For the contributors to this book, there is no “us” and “them”, there is only “us”. As Marian Van Eyk McCain notes in her introduction, when she learned that in Native American cultures, other species are referred to as “all our relations”, she immediately “felt the sheer rightness” of the term, hence the title of this book. Of the book, she writes that it is “a book that specifically honours all those other life forms with whom we share the planet.
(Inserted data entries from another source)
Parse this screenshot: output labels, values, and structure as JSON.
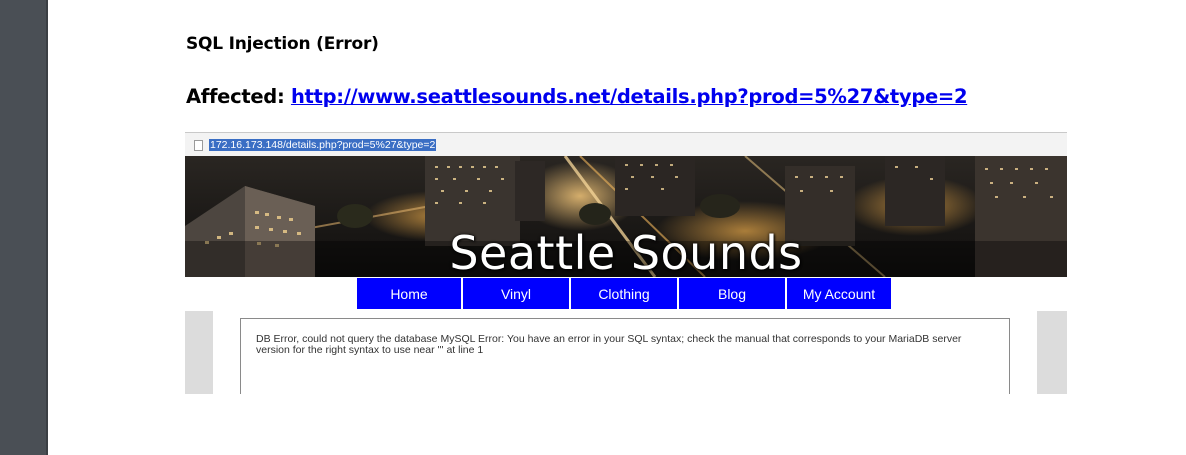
{
  "document": {
    "heading": "SQL Injection (Error)",
    "affected_label": "Affected:",
    "affected_url": "http://www.seattlesounds.net/details.php?prod=5%27&type=2"
  },
  "screenshot": {
    "address_bar_url": "172.16.173.148/details.php?prod=5%27&type=2",
    "site_title": "Seattle Sounds",
    "nav": [
      {
        "label": "Home"
      },
      {
        "label": "Vinyl"
      },
      {
        "label": "Clothing"
      },
      {
        "label": "Blog"
      },
      {
        "label": "My Account"
      }
    ],
    "error_message": "DB Error, could not query the database MySQL Error: You have an error in your SQL syntax; check the manual that corresponds to your MariaDB server version for the right syntax to use near ''' at line 1"
  },
  "colors": {
    "link": "#0000ee",
    "nav_bg": "#0000ff",
    "url_highlight": "#3a6ec4",
    "sidebar": "#4a4f55"
  }
}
They are all our relations. How we treat them, how we perceive them and feel about them and interact with them – and the extent to which we respect them – is . . . “a measure of our true humanity and a measure of our true worth.” Along with these other life forms “we make up the delicate web of life that makes this place of life livable and beautiful.” 

When we observe our surroundings attentively, we open ourselves to learning many things we would otherwise miss. What might we learn from a poisonous snake that lives under our small house? Marian Van Eyk McCain has much to say about this from an experience she had with one. In “Whale”, Eleanor O’Hanlon writes about her encounter with a gray whale mother and her calf in the San Ignacio lagoon within Mexico’s Viscaino Biosphere Reserve. This is a sharing between this mother and her calf and the humans in Cuco Fisher’s boat. “No wild creature can make a greater gesture of trust than to bring you her newborn and allow you to touch it,” she writes of her encounter; “this mother is bringing me what is most precious to her.” In the truest sense, this was – and is – a meeting. It is also, in Eleanor O’Hanlon’s terms, Eden which “is not simply a mythical place, or a metaphor for original innocence, or an outworn and divisive religious symbol. [It] is a state of being, [to which] we are free to return every time we know ourselves again in deep communion with the rest of life.” 

“All Our Relations” is packed with good ideas and information about the world in which we live and in which we are a part. It is also a most enjoyable read.

Contributors are: Marian Van Eyk McCain, Helen Moore, Susan Meeker-Lowry, David Abram, Stephanie Sorrell, Eleanor O’Hanlon, Sky McCain, Kathleen Martin, Hilary Wilmshurst, Clea Danaan, Rupert Sheldrake, Suzannah Stacey and Franziska Holmes.